La città di Roma venne dunque spogliata prima dei suoi capolavori, probabilmente anche i quadri - Roma era piena di capolavori di pittura greca -, e poi si passò a togliere dagli edifici perfino le tegole di bronzo dorato. Sappiamo che vennero tolte le tegole dal tempio di Venere in Roma, vicino al Colosseo, e la copertura di bronzo dorato dal Pantheon. Tutti edifici splendidi, meravigliosi, dai quali venne tolta questa decorazione, che faceva molta gola.
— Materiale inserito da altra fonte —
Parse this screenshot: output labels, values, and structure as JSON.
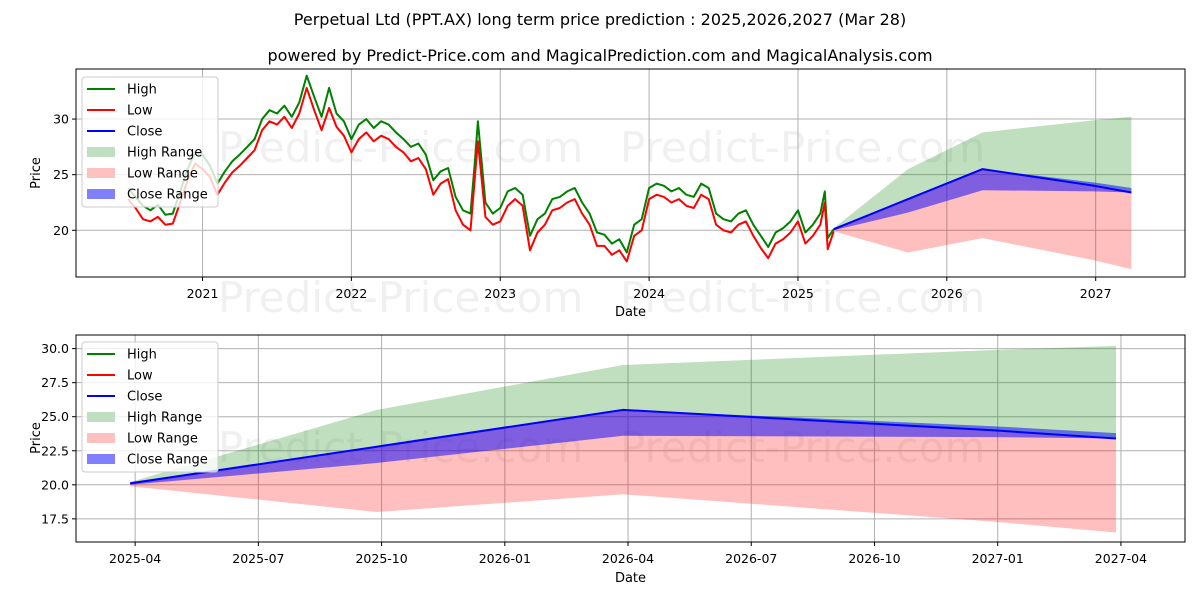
{
  "header": {
    "title": "Perpetual Ltd (PPT.AX) long term price prediction : 2025,2026,2027 (Mar 28)",
    "subtitle": "powered by Predict-Price.com and MagicalPrediction.com and MagicalAnalysis.com"
  },
  "watermark": "Predict-Price.com",
  "legend": [
    {
      "label": "High",
      "kind": "line",
      "color": "#008000"
    },
    {
      "label": "Low",
      "kind": "line",
      "color": "#ff0000"
    },
    {
      "label": "Close",
      "kind": "line",
      "color": "#0000ff"
    },
    {
      "label": "High Range",
      "kind": "patch",
      "color": "#c0dfc0"
    },
    {
      "label": "Low Range",
      "kind": "patch",
      "color": "#ffc0c0"
    },
    {
      "label": "Close Range",
      "kind": "patch",
      "color": "#8080ff"
    }
  ],
  "chart_data": [
    {
      "type": "line",
      "title": "Perpetual Ltd (PPT.AX) long term price prediction : 2025,2026,2027 (Mar 28)",
      "xlabel": "Date",
      "ylabel": "Price",
      "xlim": [
        2020.15,
        2027.6
      ],
      "ylim": [
        15.8,
        34.5
      ],
      "x_ticks": [
        2021,
        2022,
        2023,
        2024,
        2025,
        2026,
        2027
      ],
      "x_tick_labels": [
        "2021",
        "2022",
        "2023",
        "2024",
        "2025",
        "2026",
        "2027"
      ],
      "y_ticks": [
        20,
        25,
        30
      ],
      "y_tick_labels": [
        "20",
        "25",
        "30"
      ],
      "grid": true,
      "legend_position": "upper-left",
      "history": {
        "x": [
          2020.5,
          2020.55,
          2020.6,
          2020.65,
          2020.7,
          2020.75,
          2020.8,
          2020.85,
          2020.9,
          2020.95,
          2021.0,
          2021.05,
          2021.1,
          2021.15,
          2021.2,
          2021.25,
          2021.3,
          2021.35,
          2021.4,
          2021.45,
          2021.5,
          2021.55,
          2021.6,
          2021.65,
          2021.7,
          2021.75,
          2021.8,
          2021.85,
          2021.9,
          2021.95,
          2022.0,
          2022.05,
          2022.1,
          2022.15,
          2022.2,
          2022.25,
          2022.3,
          2022.35,
          2022.4,
          2022.45,
          2022.5,
          2022.55,
          2022.6,
          2022.65,
          2022.7,
          2022.75,
          2022.8,
          2022.83,
          2022.85,
          2022.9,
          2022.95,
          2023.0,
          2023.05,
          2023.1,
          2023.15,
          2023.2,
          2023.25,
          2023.3,
          2023.35,
          2023.4,
          2023.45,
          2023.5,
          2023.55,
          2023.6,
          2023.65,
          2023.7,
          2023.75,
          2023.8,
          2023.85,
          2023.9,
          2023.95,
          2024.0,
          2024.05,
          2024.1,
          2024.15,
          2024.2,
          2024.25,
          2024.3,
          2024.35,
          2024.4,
          2024.45,
          2024.5,
          2024.55,
          2024.6,
          2024.65,
          2024.7,
          2024.75,
          2024.8,
          2024.85,
          2024.9,
          2024.95,
          2025.0,
          2025.05,
          2025.1,
          2025.15,
          2025.18,
          2025.2,
          2025.24
        ],
        "high": [
          23.8,
          23.0,
          22.2,
          21.8,
          22.3,
          21.4,
          21.5,
          23.5,
          25.5,
          27.0,
          26.8,
          25.8,
          24.2,
          25.3,
          26.2,
          26.8,
          27.5,
          28.2,
          30.0,
          30.8,
          30.5,
          31.2,
          30.2,
          31.5,
          33.9,
          32.0,
          30.2,
          32.8,
          30.5,
          29.8,
          28.2,
          29.5,
          30.0,
          29.2,
          29.8,
          29.5,
          28.8,
          28.2,
          27.5,
          27.8,
          26.8,
          24.5,
          25.3,
          25.6,
          23.0,
          21.8,
          21.5,
          26.2,
          29.8,
          22.5,
          21.5,
          22.0,
          23.5,
          23.8,
          23.2,
          19.5,
          21.0,
          21.5,
          22.8,
          23.0,
          23.5,
          23.8,
          22.5,
          21.5,
          19.8,
          19.6,
          18.8,
          19.2,
          18.0,
          20.5,
          21.0,
          23.8,
          24.2,
          24.0,
          23.5,
          23.8,
          23.2,
          23.0,
          24.2,
          23.8,
          21.5,
          21.0,
          20.8,
          21.5,
          21.8,
          20.5,
          19.5,
          18.5,
          19.8,
          20.2,
          20.8,
          21.8,
          19.8,
          20.5,
          21.5,
          23.5,
          19.3,
          20.1
        ],
        "low": [
          22.8,
          22.0,
          21.0,
          20.8,
          21.2,
          20.5,
          20.6,
          22.5,
          24.5,
          26.0,
          25.5,
          24.8,
          23.2,
          24.3,
          25.2,
          25.8,
          26.5,
          27.2,
          29.0,
          29.8,
          29.5,
          30.2,
          29.2,
          30.5,
          32.8,
          30.8,
          29.0,
          31.0,
          29.3,
          28.5,
          27.0,
          28.2,
          28.8,
          28.0,
          28.5,
          28.2,
          27.5,
          27.0,
          26.2,
          26.5,
          25.5,
          23.2,
          24.2,
          24.6,
          21.8,
          20.5,
          20.0,
          24.8,
          28.0,
          21.2,
          20.5,
          20.8,
          22.2,
          22.8,
          22.2,
          18.2,
          19.8,
          20.5,
          21.8,
          22.0,
          22.5,
          22.8,
          21.5,
          20.5,
          18.6,
          18.6,
          17.8,
          18.2,
          17.2,
          19.5,
          20.0,
          22.8,
          23.2,
          23.0,
          22.5,
          22.8,
          22.2,
          22.0,
          23.2,
          22.8,
          20.5,
          20.0,
          19.8,
          20.5,
          20.8,
          19.5,
          18.4,
          17.5,
          18.8,
          19.2,
          19.8,
          20.8,
          18.8,
          19.5,
          20.5,
          22.5,
          18.3,
          19.9
        ]
      },
      "forecast": {
        "x": [
          2025.24,
          2025.74,
          2026.24,
          2026.99,
          2027.24
        ],
        "close": [
          20.1,
          22.8,
          25.5,
          24.0,
          23.4
        ],
        "close_range_upper": [
          20.2,
          22.8,
          25.5,
          24.3,
          23.8
        ],
        "close_range_lower": [
          20.0,
          21.6,
          23.6,
          23.5,
          23.4
        ],
        "high_range_upper": [
          20.2,
          25.5,
          28.8,
          29.9,
          30.2
        ],
        "low_range_lower": [
          19.9,
          18.0,
          19.3,
          17.3,
          16.5
        ]
      }
    },
    {
      "type": "line",
      "title": "",
      "xlabel": "Date",
      "ylabel": "Price",
      "xlim": [
        2025.13,
        2027.38
      ],
      "ylim": [
        15.8,
        31.0
      ],
      "x_ticks": [
        2025.25,
        2025.5,
        2025.75,
        2026.0,
        2026.25,
        2026.5,
        2026.75,
        2027.0,
        2027.25
      ],
      "x_tick_labels": [
        "2025-04",
        "2025-07",
        "2025-10",
        "2026-01",
        "2026-04",
        "2026-07",
        "2026-10",
        "2027-01",
        "2027-04"
      ],
      "y_ticks": [
        17.5,
        20.0,
        22.5,
        25.0,
        27.5,
        30.0
      ],
      "y_tick_labels": [
        "17.5",
        "20.0",
        "22.5",
        "25.0",
        "27.5",
        "30.0"
      ],
      "grid": true,
      "legend_position": "upper-left",
      "forecast": {
        "x": [
          2025.24,
          2025.74,
          2026.24,
          2026.99,
          2027.24
        ],
        "close": [
          20.1,
          22.8,
          25.5,
          24.0,
          23.4
        ],
        "close_range_upper": [
          20.2,
          22.8,
          25.5,
          24.3,
          23.8
        ],
        "close_range_lower": [
          20.0,
          21.6,
          23.6,
          23.5,
          23.4
        ],
        "high_range_upper": [
          20.2,
          25.5,
          28.8,
          29.9,
          30.2
        ],
        "low_range_lower": [
          19.9,
          18.0,
          19.3,
          17.3,
          16.5
        ]
      }
    }
  ]
}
La città intanto andava sempre più impoverendosi, sempre più immiserendosi e gli edifici, mancando la manutenzione, cominciarono a crollare o ad essere trasformati. Ad esempio il Colosseo diventò un enorme condominio di moltissime famiglie. Nelle arcate del pian terreno c’erano le scuderie, e negli altri piani era stato lottizzato, cosa molto utile, perché il Colosseo diventava così una sorta di villaggio-fortezza molto facile a difendersi. L’acqua veniva presa probabilmente o dai condotti sotterranei del Colosseo o dalla vicina fontana. Anche l’edificio più spettacoloso della Roma imperiale, quello di fronte ai quali i visitatori rimanevano stupefatti, cioè il foro Traiano, deve essere incominciato a crollare. Devono essere crollate le travature della navata centrale della basilica Ulpia: da qui, la basilica diventa un luogo di baracche. C’è un punto di scavi, che non è generalmente visibile, in cui si vedono gli avanzi della basilica e gli avanzi di miserabili catapecchie con i focolari; il pavimento di marmi preziosissimi è addirittura sfondato per scavare le tombe degli abitanti. Così come intorno al Colosseo gli abitanti avevano fatto un loro cimitero.
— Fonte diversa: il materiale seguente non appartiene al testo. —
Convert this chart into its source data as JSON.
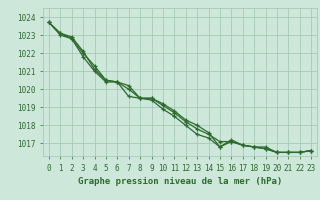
{
  "hours": [
    0,
    1,
    2,
    3,
    4,
    5,
    6,
    7,
    8,
    9,
    10,
    11,
    12,
    13,
    14,
    15,
    16,
    17,
    18,
    19,
    20,
    21,
    22,
    23
  ],
  "line1": [
    1023.7,
    1023.1,
    1022.9,
    1022.1,
    1021.1,
    1020.5,
    1020.4,
    1019.6,
    1019.5,
    1019.5,
    1019.2,
    1018.8,
    1018.3,
    1018.0,
    1017.6,
    1016.8,
    1017.2,
    1016.9,
    1016.8,
    1016.8,
    1016.5,
    1016.5,
    1016.5,
    1016.6
  ],
  "line2": [
    1023.7,
    1023.1,
    1022.8,
    1022.0,
    1021.3,
    1020.5,
    1020.4,
    1020.2,
    1019.5,
    1019.5,
    1019.1,
    1018.7,
    1018.2,
    1017.8,
    1017.5,
    1017.1,
    1017.1,
    1016.9,
    1016.8,
    1016.7,
    1016.5,
    1016.5,
    1016.5,
    1016.6
  ],
  "line3": [
    1023.7,
    1023.0,
    1022.8,
    1021.8,
    1021.0,
    1020.4,
    1020.4,
    1020.0,
    1019.5,
    1019.4,
    1018.9,
    1018.5,
    1018.0,
    1017.5,
    1017.3,
    1016.8,
    1017.1,
    1016.9,
    1016.8,
    1016.7,
    1016.5,
    1016.5,
    1016.5,
    1016.6
  ],
  "line_color": "#2d6a2d",
  "bg_color": "#cde8da",
  "grid_color": "#9ec4af",
  "xlabel": "Graphe pression niveau de la mer (hPa)",
  "ylim_min": 1016.3,
  "ylim_max": 1024.5,
  "yticks": [
    1017,
    1018,
    1019,
    1020,
    1021,
    1022,
    1023,
    1024
  ],
  "tick_fontsize": 5.5,
  "xlabel_fontsize": 6.5
}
Altri monumenti vennero distrutti scientificamente: uno dei casi più curiosi è quello del foro di Augusto, con il meraviglioso tempio di Marco, che è stato raso al suolo da un gruppo di monaci basiliani, per costruire una chiesa. Furono salvate solo le tre splendide colonne che ancora esistono sul fianco, colonne salvate perché sostenevano il campanile, campanile che è stato poi scioccamente demolito alla fine del ‘700. Altri edifici si sono salvati unicamente perché c’è stato un riuso, cioè perché erano riutilizzati a scopi non propri: il tempio di Minerva si è salvato perché era diventato un granaio.
Ma l’intera città è morta, è diventata un luogo deserto, e la popolazione si raccolse lentamente vicino al Tevere, anche per questioni di acqua, in un quartiere che porta tutti nomi greci o dedicati a santi greci: san Giorgio in Velabro, santa Anastasia, santa Maria in Cosmedin.
E così Roma diventa la Roma degli inizi del ’500: poche case, luoghi deserti, pochissimi avanzi romani che emergono... una città piccola la quale da circa due milioni e mezzo di abitanti era scesa nel Medioevo a diciottomila abitanti. La catastrofe dei monumenti antichi è continuata poi, terribile, nel Rinascimento quando il rinnovato interesse per l’antichità classica ha provocato scavi tumultuosi e la distruzione, che continua ancora, perché molto spesso i costruttori, i palazzinari, pur di fare presto i lavori non denunciano i loro ritrovamenti.